Controlling many provinces certainly gives an advantage over other kingdoms not only because of more income but also because of the goods and eventually the kingdom advantages. However, larger kingdoms are harder to maintain and defend.

==Release==
In 2003, the game was scheduled for release in the second quarter of 2004. In January 2004, a Japanese release by Zoo Corporation was announced. In April 2004, Electronic Arts announced distribution deal for the European release. The North American release was delayed to May 2005.

==Modding==
A large community of modders created a lot of content for the game, though nowadays almost all has been lost in the closure of Sunflowers/Black Sea Studios Website. But some mods have been restored and have been recently developed thanks to the nostalgia of some players. One of them has created a mod which allow to play on new monitor resolution such as Full HD - 1920x1080 and 1366x768p. It adds many new content and tweaks.

==Reception==

Knights of Honor received generally positive reviews upon its release. It holds an average of 77% on aggregate website GameRankings.
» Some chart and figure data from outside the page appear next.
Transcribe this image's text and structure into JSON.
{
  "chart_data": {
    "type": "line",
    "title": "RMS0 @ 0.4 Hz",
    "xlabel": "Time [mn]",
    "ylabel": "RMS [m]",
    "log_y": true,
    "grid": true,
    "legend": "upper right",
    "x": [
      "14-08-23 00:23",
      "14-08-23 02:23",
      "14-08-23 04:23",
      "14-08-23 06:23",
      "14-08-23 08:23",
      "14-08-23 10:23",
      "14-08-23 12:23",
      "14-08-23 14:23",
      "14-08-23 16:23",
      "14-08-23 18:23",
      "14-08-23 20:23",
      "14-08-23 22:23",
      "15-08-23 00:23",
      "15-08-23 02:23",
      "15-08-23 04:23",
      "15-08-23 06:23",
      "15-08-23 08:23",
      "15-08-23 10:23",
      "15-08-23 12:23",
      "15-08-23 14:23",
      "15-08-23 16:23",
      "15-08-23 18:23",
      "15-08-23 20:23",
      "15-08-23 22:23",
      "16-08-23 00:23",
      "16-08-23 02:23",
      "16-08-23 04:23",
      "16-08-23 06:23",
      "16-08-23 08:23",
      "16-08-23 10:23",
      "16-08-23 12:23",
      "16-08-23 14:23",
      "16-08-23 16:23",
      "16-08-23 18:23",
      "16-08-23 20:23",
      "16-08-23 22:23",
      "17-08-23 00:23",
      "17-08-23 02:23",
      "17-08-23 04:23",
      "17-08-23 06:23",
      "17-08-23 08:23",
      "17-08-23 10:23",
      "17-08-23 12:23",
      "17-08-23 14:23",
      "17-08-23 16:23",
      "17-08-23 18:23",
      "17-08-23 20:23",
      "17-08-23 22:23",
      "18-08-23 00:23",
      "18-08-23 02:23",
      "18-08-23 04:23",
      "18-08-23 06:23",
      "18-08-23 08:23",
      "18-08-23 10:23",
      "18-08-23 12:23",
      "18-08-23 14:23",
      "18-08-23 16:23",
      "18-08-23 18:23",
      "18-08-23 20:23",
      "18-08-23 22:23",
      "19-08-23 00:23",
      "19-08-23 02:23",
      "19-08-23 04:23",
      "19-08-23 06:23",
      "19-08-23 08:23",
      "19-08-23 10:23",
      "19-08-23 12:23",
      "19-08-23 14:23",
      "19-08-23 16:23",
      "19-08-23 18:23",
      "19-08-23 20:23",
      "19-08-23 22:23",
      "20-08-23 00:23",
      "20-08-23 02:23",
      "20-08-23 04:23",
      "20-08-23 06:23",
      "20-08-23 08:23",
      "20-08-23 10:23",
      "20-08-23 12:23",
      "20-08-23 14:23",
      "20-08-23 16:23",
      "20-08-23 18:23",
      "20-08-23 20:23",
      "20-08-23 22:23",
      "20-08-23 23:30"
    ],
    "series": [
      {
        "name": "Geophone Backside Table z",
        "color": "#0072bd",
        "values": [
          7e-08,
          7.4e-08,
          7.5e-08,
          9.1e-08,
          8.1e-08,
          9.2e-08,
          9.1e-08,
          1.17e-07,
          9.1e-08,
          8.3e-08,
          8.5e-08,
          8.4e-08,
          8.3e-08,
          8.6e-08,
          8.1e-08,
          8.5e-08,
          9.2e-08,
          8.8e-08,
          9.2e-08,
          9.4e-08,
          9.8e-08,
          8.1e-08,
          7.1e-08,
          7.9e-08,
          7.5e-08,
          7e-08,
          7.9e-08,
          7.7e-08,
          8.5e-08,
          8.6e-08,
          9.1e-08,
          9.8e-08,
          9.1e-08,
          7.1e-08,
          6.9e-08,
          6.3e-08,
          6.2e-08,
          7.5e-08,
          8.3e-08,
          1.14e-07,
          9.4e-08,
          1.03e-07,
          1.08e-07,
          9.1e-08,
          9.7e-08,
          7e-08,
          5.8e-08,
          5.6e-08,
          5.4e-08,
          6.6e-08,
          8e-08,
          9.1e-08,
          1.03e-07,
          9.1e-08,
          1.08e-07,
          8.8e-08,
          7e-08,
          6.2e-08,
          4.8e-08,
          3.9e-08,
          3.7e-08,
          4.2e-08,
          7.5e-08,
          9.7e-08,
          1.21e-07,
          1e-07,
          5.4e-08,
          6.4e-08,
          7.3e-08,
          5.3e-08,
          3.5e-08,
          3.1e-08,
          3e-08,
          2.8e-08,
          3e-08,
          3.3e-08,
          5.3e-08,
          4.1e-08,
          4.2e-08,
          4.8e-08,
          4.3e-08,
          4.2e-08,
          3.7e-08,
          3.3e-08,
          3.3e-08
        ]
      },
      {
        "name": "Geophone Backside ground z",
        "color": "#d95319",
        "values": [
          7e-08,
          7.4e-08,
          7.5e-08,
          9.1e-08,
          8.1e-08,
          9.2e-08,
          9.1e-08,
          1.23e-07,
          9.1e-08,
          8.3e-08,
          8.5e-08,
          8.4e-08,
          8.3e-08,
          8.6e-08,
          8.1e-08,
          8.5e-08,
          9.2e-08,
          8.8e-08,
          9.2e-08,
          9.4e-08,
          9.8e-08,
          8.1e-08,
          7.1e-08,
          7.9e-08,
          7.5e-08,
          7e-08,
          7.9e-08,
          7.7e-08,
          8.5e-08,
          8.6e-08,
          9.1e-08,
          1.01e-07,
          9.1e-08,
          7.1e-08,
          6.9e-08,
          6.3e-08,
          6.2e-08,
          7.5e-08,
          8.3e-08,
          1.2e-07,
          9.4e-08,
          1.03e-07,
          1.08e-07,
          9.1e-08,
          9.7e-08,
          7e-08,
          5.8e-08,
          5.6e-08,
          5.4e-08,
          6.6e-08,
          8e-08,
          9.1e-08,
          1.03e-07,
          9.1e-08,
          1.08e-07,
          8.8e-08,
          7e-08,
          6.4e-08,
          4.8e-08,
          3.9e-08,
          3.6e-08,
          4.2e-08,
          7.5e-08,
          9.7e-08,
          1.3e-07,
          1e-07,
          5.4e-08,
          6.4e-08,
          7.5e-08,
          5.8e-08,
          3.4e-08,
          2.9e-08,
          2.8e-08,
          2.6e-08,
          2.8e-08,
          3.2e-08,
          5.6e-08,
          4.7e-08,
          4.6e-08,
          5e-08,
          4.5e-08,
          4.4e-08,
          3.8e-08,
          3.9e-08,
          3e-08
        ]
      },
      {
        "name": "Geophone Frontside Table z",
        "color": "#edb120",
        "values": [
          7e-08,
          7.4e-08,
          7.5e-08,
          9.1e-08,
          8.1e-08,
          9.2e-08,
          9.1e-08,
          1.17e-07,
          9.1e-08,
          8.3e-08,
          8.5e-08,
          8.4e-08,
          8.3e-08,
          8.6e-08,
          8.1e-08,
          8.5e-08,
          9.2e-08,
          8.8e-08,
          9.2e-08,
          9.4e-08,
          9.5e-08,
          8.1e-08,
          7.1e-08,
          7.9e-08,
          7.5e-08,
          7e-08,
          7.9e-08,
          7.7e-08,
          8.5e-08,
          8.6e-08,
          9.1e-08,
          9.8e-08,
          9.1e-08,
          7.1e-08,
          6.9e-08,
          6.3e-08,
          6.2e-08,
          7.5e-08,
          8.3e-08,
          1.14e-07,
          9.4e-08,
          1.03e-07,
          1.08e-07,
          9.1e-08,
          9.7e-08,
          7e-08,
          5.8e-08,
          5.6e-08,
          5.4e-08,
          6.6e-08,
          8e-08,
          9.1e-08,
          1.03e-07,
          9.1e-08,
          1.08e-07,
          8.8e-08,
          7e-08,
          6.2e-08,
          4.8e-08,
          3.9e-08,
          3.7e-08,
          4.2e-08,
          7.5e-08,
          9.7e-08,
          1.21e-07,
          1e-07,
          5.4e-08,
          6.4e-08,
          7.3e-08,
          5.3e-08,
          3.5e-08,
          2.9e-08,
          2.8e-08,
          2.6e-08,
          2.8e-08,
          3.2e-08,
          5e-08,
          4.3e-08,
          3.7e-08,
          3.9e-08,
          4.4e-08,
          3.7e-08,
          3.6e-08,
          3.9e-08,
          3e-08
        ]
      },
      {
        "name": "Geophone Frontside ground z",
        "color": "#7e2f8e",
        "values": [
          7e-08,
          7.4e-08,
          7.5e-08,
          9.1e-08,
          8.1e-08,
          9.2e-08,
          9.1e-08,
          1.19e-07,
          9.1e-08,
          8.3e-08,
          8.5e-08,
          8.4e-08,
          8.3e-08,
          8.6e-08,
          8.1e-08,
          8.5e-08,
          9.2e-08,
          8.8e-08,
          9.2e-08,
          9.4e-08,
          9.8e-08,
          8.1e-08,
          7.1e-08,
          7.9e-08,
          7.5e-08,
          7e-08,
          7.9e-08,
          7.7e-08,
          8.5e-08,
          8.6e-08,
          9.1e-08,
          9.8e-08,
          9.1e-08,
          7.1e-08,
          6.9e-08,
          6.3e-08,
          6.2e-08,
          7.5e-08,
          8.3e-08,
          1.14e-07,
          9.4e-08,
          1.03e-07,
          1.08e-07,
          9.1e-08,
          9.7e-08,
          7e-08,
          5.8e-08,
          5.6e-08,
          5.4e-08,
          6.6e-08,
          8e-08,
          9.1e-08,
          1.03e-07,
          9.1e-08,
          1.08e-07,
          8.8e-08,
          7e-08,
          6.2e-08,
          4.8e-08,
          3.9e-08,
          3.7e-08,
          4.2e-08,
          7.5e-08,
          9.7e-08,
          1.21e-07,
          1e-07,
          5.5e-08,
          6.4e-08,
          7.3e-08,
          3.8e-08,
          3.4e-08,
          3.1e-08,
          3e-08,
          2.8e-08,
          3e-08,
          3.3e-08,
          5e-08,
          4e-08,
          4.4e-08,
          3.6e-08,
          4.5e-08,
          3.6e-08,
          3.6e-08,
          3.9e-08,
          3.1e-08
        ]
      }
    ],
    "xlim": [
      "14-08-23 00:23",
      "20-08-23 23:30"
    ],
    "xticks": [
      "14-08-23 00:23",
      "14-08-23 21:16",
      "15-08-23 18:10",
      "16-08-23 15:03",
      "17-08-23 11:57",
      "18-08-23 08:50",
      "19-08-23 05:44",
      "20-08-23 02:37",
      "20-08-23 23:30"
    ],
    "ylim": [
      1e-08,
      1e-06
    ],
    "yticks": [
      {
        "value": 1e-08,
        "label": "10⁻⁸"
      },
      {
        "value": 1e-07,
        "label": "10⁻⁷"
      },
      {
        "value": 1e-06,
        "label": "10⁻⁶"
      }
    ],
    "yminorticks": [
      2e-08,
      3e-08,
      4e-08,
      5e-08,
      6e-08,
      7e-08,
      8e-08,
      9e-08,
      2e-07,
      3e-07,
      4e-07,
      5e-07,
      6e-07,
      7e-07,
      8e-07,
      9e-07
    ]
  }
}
Denny Atkin of Computer Gaming World said that "Though the individual ingredients don't stand out, Knights of Honor comes together as a tasty stew. It's engaging, entertaining, and challenging, and it's sure to bring a smile to your inner world conqueror."

Di Luo of 1UP.com said that "As an entry level strategy game Knights of Honor appeals due to its low learning curve and varied gameplay. For veterans of more complex games, however, it's more flash than substance."

Aggregate score
| Aggregator | Score |
|---|---|
| GameRankings | 77% |

Review scores
| Publication | Score |
|---|---|
| 1Up.com | C+ |
| Computer Gaming World | 4/5 |
| GameSpot | 8.0/10 |
| GameSpy | 4/5 |

==Sequel==
In 2019, a sequel titled Knights of Honor II: Sovereign was announced, to be developed by Black Sea Games, consisting of former Black Sea Studios employees who worked on the original game, and published by THQ Nordic. The game was released on December 6, 2022. It received positive reviews from critics.